Hi,
I have been struggling with this feeling for a very long time now. I was hoping it would go away, but it's just getting worse. Sorry if this ends up becoming long, but I don't want to drip-feed.
I'm in my third year of university, a US college. I am blind and also have mild to moderate hearing loss, which is sadly going to progress as I get older. On top of that, I feel I have relatively different interests to my peers (I listen to different types of music that many people are not interested in), and love to read. I have no interest in partying, drinking or drugs, or even late nights out. I'm on a forum for one of my musical interests, and that helps but it's not real-life interaction.
Lately, most of my friends have been too busy to spend any time with me.

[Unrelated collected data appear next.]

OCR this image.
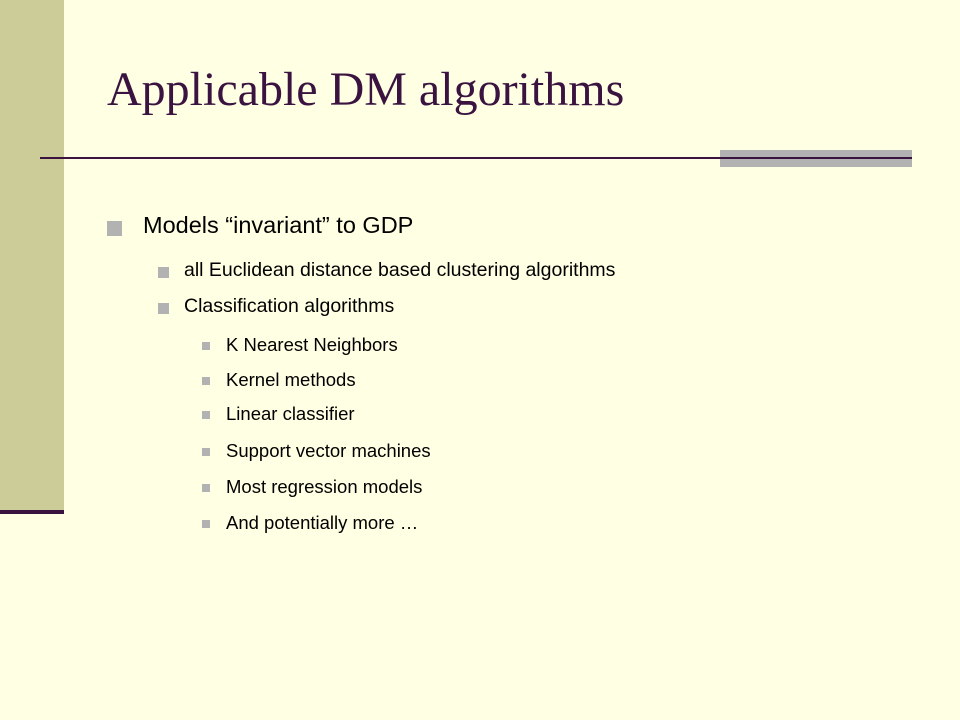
Applicable DM algorithms
Models “invariant” to GDP
all Euclidean distance based clustering algorithms
Classification algorithms
K Nearest Neighbors
Kernel methods
Linear classifier
Support vector machines
Most regression models
And potentially more …
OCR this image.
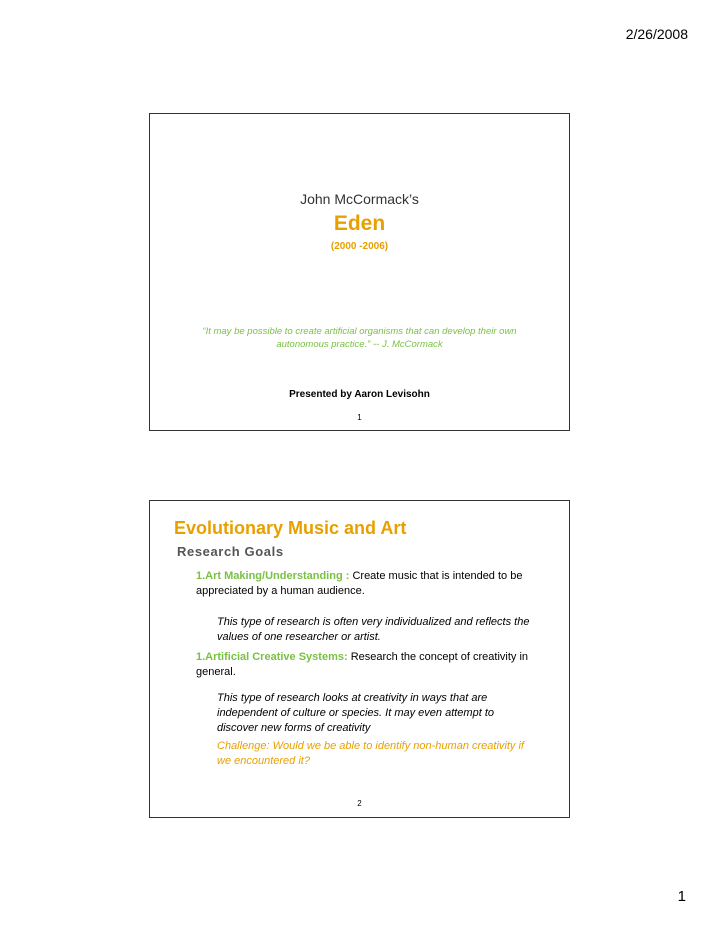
2/26/2008
John McCormack’s
Eden
(2000 -2006)
“It may be possible to create artificial organisms that can develop their own autonomous practice.” -- J. McCormack
Presented by Aaron Levisohn
1
Evolutionary Music and Art
Research Goals
1.Art Making/Understanding : Create music that is intended to be appreciated by a human audience.
This type of research is often very individualized and reflects the values of one researcher or artist.
1.Artificial Creative Systems: Research the concept of creativity in general.
This type of research looks at creativity in ways that are independent of culture or species. It may even attempt to discover new forms of creativity
Challenge: Would we be able to identify non-human creativity if we encountered it?
2
1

I really only have 3 friends whom I can rely on to make time for me beyond a very quick meal... usually when I spend time with others they have to leave immediately after the meal to get on with things I feel I should have more reliable friends than that.
I also need a lot of help in the dining establishments on my campus, hence why when I go there I prefer doing it with friends.
Whenever any of my friends have to cancel on me, I end up feeling abnormally low. Often if we were supposed to be going out someplace, that means I then can't go out anymore either.
I feel like very few of my peers really understand how I'm feeling. They're even somewhat envious of me because I have so much spare time. I don't want to make a big deal out of feeling low when they have to cancel because I don't want them to be scared that cancelling would then set off a trigger for me (I'm always very polite, through gritted teeth when I text back). I see very close friend groups, and people with boyfriends/girlfriends (I'm still recovering from an emotionally abusive relationship), and it hurts like fuck that they're always so close and I feel adrift.
I'm awaiting counseling at my school, but it is a very long wait because they are understaffed. I used to be able to pretend and hide how I feel but now I just can't. I'm not even sure if anyone can validate how I feel. But if you read and get through to the end, thanks for listening.